The new Ontonagon Bridge was one of the largest bridge projects undertaken to date on the western half of the Upper Peninsula, according to highway department officials. It was one of two movable-span structures undertaken by MSHD in the 1930-1940 biennium.
In 2006, the 60-year-old bridge was replaced due to operational problems. A replacement opened to traffic on October 11, 2006. The new bridge features 13 spans and is nearly 1,700 feet long, including two lanes of traffic and a 12-foot-wide pedestrian lane that will accommodate a trail groomer and snowmobiles in the winter.
Swing-span bridges were built with regularity in Michigan in the 19th and early 20th centuries.
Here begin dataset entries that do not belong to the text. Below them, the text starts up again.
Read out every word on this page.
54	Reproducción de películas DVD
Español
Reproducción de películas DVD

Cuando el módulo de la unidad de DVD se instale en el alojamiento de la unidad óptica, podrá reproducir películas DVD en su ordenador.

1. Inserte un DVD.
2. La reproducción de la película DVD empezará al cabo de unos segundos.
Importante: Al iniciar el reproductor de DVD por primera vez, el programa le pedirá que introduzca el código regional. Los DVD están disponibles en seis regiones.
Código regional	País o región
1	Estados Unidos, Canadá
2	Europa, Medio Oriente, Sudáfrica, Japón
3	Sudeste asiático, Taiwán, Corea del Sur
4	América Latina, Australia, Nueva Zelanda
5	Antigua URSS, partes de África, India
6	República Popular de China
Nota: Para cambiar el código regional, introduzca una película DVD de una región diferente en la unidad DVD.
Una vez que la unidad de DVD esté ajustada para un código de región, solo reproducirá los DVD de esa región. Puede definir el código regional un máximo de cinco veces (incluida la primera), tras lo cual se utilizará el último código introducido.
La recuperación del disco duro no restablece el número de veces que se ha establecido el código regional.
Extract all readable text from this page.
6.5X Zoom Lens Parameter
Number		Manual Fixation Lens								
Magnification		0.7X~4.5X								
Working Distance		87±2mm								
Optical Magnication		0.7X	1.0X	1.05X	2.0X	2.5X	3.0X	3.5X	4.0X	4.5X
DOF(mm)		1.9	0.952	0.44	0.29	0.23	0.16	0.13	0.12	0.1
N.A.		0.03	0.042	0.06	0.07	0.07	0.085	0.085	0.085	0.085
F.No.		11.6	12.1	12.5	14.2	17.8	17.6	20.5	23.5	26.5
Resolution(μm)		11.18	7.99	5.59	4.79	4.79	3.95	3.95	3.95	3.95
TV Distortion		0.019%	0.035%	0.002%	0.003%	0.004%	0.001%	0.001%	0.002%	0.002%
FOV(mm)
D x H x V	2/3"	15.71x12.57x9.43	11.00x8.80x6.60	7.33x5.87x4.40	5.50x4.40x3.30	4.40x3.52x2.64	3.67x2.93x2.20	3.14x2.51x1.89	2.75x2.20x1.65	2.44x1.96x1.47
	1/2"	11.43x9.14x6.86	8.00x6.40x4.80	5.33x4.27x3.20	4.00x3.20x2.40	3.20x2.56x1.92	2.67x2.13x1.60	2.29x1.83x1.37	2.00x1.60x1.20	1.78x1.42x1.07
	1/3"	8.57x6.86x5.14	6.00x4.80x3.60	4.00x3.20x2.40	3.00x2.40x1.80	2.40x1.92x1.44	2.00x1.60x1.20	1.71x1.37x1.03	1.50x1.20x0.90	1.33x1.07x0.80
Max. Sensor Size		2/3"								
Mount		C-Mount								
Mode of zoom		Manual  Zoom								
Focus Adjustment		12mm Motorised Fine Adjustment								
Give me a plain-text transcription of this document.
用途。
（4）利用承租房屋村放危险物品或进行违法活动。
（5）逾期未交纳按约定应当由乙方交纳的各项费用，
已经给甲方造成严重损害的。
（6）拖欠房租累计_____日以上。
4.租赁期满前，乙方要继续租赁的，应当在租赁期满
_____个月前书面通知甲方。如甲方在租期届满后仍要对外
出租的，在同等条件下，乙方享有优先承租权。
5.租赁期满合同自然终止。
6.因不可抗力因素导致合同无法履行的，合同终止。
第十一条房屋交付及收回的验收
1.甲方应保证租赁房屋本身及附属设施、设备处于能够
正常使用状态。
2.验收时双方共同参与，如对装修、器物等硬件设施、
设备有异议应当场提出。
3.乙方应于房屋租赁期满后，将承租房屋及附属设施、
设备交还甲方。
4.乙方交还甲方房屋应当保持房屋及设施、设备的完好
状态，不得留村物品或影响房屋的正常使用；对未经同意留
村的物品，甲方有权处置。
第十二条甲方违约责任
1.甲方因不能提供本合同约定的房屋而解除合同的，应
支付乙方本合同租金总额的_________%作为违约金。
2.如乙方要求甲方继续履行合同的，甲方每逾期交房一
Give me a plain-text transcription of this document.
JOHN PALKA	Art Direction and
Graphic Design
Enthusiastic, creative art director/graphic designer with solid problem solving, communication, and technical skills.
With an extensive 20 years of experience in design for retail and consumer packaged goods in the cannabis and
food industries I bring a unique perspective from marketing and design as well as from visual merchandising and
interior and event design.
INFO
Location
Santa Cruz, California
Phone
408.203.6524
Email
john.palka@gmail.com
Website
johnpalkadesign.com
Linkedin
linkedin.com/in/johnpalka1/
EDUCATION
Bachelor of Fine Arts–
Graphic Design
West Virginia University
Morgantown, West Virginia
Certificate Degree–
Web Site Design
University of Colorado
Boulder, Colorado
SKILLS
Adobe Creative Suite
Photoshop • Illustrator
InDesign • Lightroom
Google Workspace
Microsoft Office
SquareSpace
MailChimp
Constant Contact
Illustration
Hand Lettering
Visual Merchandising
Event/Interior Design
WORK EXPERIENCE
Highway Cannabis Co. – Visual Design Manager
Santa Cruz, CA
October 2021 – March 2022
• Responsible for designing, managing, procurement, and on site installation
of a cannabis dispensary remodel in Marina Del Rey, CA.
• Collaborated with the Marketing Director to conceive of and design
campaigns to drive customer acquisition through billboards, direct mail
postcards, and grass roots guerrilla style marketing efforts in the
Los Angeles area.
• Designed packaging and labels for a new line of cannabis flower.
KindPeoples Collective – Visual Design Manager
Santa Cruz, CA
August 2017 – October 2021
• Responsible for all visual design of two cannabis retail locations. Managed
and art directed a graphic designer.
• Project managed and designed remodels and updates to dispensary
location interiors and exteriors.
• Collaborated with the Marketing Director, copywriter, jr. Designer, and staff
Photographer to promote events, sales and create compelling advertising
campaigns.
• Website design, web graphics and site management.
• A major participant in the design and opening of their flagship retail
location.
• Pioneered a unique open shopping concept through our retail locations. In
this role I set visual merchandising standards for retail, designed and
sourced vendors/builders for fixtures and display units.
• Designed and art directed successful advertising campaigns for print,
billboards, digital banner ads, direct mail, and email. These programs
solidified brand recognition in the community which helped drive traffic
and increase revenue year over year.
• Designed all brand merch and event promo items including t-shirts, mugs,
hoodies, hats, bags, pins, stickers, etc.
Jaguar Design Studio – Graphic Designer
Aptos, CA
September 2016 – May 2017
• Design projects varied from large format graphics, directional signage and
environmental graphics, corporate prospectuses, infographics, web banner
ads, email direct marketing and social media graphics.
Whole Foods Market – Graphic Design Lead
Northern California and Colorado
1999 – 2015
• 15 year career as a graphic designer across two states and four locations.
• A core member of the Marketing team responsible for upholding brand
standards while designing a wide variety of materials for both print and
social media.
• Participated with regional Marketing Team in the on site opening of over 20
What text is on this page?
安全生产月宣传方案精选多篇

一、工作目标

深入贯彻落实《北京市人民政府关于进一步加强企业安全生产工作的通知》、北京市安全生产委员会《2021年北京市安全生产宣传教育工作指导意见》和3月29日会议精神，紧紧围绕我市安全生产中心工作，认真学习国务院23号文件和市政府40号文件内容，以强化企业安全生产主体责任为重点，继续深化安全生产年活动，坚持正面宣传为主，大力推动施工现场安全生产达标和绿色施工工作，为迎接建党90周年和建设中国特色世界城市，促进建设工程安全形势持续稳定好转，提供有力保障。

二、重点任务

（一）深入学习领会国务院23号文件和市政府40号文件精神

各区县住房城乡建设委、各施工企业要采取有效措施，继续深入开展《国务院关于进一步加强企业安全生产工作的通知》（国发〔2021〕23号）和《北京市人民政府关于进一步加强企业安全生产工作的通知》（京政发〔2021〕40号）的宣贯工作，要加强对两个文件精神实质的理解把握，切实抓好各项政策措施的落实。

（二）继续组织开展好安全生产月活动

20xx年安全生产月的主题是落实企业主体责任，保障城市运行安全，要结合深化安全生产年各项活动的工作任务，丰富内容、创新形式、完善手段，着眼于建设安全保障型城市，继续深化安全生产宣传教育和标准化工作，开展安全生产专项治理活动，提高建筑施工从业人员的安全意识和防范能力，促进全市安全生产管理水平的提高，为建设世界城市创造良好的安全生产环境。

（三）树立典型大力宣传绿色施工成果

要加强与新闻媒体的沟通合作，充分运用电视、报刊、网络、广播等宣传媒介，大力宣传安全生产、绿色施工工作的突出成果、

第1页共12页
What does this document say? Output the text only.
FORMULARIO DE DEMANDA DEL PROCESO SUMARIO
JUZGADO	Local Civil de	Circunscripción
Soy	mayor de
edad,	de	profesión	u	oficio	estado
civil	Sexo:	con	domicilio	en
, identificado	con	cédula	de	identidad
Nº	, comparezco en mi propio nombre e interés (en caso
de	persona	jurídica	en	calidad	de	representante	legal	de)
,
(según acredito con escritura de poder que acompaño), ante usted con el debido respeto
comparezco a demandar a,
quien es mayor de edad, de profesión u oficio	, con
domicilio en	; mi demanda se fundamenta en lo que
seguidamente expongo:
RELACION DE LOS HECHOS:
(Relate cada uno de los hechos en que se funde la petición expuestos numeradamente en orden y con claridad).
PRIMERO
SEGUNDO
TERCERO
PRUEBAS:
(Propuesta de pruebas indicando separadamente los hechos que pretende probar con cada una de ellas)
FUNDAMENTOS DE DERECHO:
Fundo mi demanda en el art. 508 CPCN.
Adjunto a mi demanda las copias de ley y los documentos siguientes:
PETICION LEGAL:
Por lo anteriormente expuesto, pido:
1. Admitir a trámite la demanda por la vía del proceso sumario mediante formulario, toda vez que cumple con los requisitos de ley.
With an abundance of navigable rivers and river-level roads and railroads, Michigan provided a natural setting for movable bridge technology. The counties, municipalities and even townships built movable-span bridges to separate overland traffic from river traffic, beginning in the mid-19th century. Most of the earliest movable bridges used swing spans, typically with pin-connected trusses that pivoted over center piers. MSHD generally eschewed swing-span bridges in favor of bascule spans, building relatively few of these center-pivot structures. The Ontonagon Bridge was the last swing-span structure erected by MSHD.